Strona:PL Bolesław Leśmian-Sad rozstajny.djvu/032

Z Wikiźródeł, wolnej biblioteki
Ta strona została uwierzytelniona.

PRZYJDĘ JUTRO, CHOĆ NIE ZNAM GODZINY.


Pordzewiały twej wrótni zawory,
Dym z twej chaty nie buja po niebie, —
Mnie tam niema!

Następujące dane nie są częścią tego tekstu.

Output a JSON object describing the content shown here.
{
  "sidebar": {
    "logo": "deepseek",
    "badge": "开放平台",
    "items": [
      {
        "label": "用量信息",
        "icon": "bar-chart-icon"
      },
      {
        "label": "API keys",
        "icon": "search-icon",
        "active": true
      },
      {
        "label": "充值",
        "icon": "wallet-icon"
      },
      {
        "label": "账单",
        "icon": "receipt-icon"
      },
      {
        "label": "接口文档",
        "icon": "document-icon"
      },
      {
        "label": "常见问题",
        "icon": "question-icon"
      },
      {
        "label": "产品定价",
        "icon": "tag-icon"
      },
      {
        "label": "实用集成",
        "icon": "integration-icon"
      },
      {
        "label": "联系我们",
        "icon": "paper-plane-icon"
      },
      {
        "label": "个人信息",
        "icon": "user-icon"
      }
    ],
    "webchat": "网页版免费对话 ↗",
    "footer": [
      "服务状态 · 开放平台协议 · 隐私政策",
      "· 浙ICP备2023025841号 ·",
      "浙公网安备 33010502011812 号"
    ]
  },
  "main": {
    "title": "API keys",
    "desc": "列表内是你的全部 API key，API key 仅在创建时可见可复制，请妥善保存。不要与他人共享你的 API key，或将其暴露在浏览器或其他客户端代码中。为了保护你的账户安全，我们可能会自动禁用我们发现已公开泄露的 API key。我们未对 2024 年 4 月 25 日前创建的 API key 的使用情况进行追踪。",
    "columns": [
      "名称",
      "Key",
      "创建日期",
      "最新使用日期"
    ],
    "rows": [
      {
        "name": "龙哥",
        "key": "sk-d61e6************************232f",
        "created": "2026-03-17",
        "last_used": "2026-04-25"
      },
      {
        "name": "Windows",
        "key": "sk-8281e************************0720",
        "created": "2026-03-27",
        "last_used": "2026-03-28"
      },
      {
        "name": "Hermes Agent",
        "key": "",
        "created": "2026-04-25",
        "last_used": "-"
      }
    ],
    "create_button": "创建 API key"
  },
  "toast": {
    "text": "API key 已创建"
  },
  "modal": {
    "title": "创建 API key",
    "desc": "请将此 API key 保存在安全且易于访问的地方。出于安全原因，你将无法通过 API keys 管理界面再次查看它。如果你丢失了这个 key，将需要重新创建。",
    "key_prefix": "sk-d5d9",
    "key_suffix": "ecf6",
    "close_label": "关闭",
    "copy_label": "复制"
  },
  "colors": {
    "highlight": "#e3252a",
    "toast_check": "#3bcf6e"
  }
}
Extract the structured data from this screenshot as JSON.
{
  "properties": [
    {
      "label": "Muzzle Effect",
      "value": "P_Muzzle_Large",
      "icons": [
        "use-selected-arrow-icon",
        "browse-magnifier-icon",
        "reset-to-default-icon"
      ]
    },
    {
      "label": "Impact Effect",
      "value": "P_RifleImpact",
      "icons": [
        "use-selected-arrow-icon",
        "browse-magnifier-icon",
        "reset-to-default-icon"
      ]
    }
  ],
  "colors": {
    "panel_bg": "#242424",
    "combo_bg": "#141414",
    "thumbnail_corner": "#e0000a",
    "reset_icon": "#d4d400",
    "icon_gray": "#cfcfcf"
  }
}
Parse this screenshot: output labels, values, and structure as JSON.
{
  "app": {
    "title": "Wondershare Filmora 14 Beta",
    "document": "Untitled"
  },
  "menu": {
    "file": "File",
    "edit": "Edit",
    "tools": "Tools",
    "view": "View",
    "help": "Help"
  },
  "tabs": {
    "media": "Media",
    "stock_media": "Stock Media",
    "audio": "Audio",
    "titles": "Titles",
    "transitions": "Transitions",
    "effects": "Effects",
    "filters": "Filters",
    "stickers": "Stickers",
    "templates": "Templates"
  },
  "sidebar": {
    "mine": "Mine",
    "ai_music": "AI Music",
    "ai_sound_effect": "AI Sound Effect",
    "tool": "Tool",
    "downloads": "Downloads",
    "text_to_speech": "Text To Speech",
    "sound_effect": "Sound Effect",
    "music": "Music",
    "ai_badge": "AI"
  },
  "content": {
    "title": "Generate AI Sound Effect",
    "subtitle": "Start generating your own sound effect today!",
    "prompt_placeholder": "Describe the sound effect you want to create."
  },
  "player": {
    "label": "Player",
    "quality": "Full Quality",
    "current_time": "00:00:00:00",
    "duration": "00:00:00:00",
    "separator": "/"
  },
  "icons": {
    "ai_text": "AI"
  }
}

Tu jestem — bez ciebie,
Tu, gdzie w próżni mijają wieczory!
Zmienionego, nim przywrzesz do łona,
Wiem, że poznasz po łkaniu przewiny!...
Czekaj na mnie, w cień własny wpatrzona,
Przyjdę jutro, choć nie znam godziny...

Zapal światło u progów przedsienia,
Z macierzanek spleć wieniec nad czołem,
Naucz dzieci mojego imienia
I zachowaj mi miejsce za stołem!
Ku tej drodze, gdzie idą pątnicy,
Dłonie twoje rzucają cień siny...
Zasadź brzozę pod oknem świetlicy,
Przyjdę jutro, choć nie znam godziny...

Duch mój, chabrem porosły i wrzosem,
Burz zapragnął, co chłodem go zwarzą!